The role of Social movements in the supervision of implementation of Judgements

Photo: Polybert49

The results of the past elections in the USA might be interpreted through the lens of the doctrine of eternal recurrence. This entails looking at the world out there as a repetition of a pattern that emerged during the Reagan and Thatcher administration and today is threatening the social order. Such outcome would have been different if Bernie Sanders had been elected. However, this is not the case. Such recurrence could bring in the next ten years a society full of risks and new types of conflicts, therefore, a new strategy that might include new actors, solutions and the creation of opportunities through redistributive justice is urgently needed.

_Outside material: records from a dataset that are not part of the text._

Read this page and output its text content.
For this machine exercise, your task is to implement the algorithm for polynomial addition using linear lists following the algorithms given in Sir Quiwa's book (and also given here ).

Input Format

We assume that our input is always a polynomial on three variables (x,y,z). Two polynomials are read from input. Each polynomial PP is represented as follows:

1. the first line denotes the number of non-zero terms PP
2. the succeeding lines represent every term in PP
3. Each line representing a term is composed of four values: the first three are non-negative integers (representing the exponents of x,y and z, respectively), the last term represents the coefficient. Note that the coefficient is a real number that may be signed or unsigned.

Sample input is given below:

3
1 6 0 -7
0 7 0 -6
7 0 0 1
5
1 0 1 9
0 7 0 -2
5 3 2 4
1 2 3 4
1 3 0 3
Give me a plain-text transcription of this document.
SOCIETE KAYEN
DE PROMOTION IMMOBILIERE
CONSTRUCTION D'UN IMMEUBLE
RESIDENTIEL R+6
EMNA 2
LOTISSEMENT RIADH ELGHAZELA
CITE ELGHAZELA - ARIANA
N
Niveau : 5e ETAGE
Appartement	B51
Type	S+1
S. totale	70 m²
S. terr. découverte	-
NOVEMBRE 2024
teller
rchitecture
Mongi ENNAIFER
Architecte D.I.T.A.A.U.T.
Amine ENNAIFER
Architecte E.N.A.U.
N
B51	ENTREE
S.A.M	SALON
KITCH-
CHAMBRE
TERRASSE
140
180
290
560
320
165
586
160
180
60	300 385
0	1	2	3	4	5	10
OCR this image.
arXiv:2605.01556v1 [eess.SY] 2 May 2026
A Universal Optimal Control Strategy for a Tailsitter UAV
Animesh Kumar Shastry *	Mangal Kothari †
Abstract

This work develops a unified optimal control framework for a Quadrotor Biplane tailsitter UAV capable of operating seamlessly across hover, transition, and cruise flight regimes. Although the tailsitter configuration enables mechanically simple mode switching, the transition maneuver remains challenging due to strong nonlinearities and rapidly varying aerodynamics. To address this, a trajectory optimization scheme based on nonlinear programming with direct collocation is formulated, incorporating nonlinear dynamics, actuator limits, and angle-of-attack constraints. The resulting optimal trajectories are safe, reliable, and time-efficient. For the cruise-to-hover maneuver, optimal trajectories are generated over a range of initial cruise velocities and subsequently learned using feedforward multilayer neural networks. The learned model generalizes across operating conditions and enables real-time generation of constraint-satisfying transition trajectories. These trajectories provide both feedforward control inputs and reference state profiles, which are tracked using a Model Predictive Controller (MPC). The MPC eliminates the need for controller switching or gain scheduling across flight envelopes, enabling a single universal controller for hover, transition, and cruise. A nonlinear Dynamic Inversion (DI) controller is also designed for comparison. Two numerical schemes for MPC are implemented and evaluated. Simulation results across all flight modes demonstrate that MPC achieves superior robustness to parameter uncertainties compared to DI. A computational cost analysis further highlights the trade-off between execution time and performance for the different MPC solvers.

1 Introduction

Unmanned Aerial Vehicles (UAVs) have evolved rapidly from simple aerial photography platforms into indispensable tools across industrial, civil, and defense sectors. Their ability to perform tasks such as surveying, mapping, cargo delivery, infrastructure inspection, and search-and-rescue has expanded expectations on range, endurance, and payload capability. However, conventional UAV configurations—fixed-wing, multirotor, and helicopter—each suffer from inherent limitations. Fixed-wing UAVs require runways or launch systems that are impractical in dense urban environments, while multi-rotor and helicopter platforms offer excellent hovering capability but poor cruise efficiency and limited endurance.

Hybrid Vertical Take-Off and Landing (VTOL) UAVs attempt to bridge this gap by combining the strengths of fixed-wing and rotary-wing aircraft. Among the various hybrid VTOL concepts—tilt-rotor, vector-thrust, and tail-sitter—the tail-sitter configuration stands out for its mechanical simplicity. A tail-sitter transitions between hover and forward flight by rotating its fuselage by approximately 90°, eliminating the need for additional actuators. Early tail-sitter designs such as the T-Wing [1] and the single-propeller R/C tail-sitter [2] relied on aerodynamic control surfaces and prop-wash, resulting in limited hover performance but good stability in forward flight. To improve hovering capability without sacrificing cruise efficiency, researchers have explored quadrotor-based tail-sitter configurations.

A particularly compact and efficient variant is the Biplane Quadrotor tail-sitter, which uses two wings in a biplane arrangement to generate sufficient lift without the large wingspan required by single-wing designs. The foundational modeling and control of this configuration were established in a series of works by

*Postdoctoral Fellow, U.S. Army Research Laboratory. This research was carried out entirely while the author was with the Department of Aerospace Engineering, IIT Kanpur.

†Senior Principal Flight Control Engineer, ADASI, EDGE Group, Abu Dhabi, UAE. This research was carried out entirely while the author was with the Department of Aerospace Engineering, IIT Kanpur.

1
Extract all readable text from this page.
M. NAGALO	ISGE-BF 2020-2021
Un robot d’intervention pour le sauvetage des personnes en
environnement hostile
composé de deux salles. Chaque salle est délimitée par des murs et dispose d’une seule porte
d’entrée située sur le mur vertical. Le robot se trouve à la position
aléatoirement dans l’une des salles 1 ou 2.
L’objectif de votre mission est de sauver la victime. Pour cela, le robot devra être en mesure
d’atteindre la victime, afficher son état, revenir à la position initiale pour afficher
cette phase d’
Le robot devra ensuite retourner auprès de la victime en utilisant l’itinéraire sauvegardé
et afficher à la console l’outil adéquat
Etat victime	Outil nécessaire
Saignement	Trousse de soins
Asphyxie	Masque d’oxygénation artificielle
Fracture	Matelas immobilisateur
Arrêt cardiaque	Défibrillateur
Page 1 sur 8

The debate of the justiciability of Economic, Social and Cultural Rights (ESCR) is no longer about its recognition since many Courts around the world have been issuing sentences granting protection to millions of people around the world. The debate today is different. The debate is about its implementation, its enforceability. To put it simply, Court decisions on ESCR are not being implemented by States. This lack of compliance by State actors is not only threatening the legitimacy of Courts but also is denying the opportunity to millions of victims of violations of ESCR to obtain some type of protection as well as reparation.

In Colombia, for instance, thousands of children have died in the last years due to malnutrition. Many of these children are vulnerable and in need of special protection, many of them also belong to special groups protected by the State such as indigenous people. Last August the Constitutional Court of Colombia issued Judgement T-466-16 ordering different remedies to state institutions and structuring a timetable for the government so that it might provide a robust solution to this crisis. This timetable entails that by August 2017, public authorities must adopt measures to solve the crisis of food and healthcare affecting children. At the same time, the Court asked the authorities to report back their activities and results achieved in order to guarantee the rights of the children. Participation and consultation processes must be integrated into the plans and strategies adopted, and finally, every eight month the Court will be verifying the solutions implemented in relation to the structural situations affecting the dignity of this social group.

According to Rodríguez Garavito (2014) among the factors that influence the implementation in domestic ESCR cases we might find the legitimacy and strength of the judiciary, institutional capacity, costs of implementation, size of litigant group and especially social movements surrounding litigation. It is very important to highlight that Judgement T-466-16 have included some elements in order to ensure the monitoring of the implementation process such as the retention of monitoring jurisdiction by the Court and the use of indicators to measure compliance, however, what is lacking at this moment is the use of expert committees or social groups that could have a strong role in the monitoring process. In decision T-025 de 2004 (internally displaced population in Colombia), for instance one of the factors that influenced the successful implementation of remedies issued by the Court was the role that the UN Refugee Agency as well as other NGOs and civil society organizations played in the monitoring process. A similar strategy was implemented in India in the case People´s Union for Civil Liberties v. Union of India & Others where the Supreme Court created the role of Commissioners who were not only in charge of monitoring complaints and problems during the implementation process but also this group was also in charge of the coordination process among different stakeholders. Thanks to this strategy the Supreme Court of India was able to generate some social change.

New dislocations will be emerging due to the separation of the economic and the social and new social reactions will be consolidated.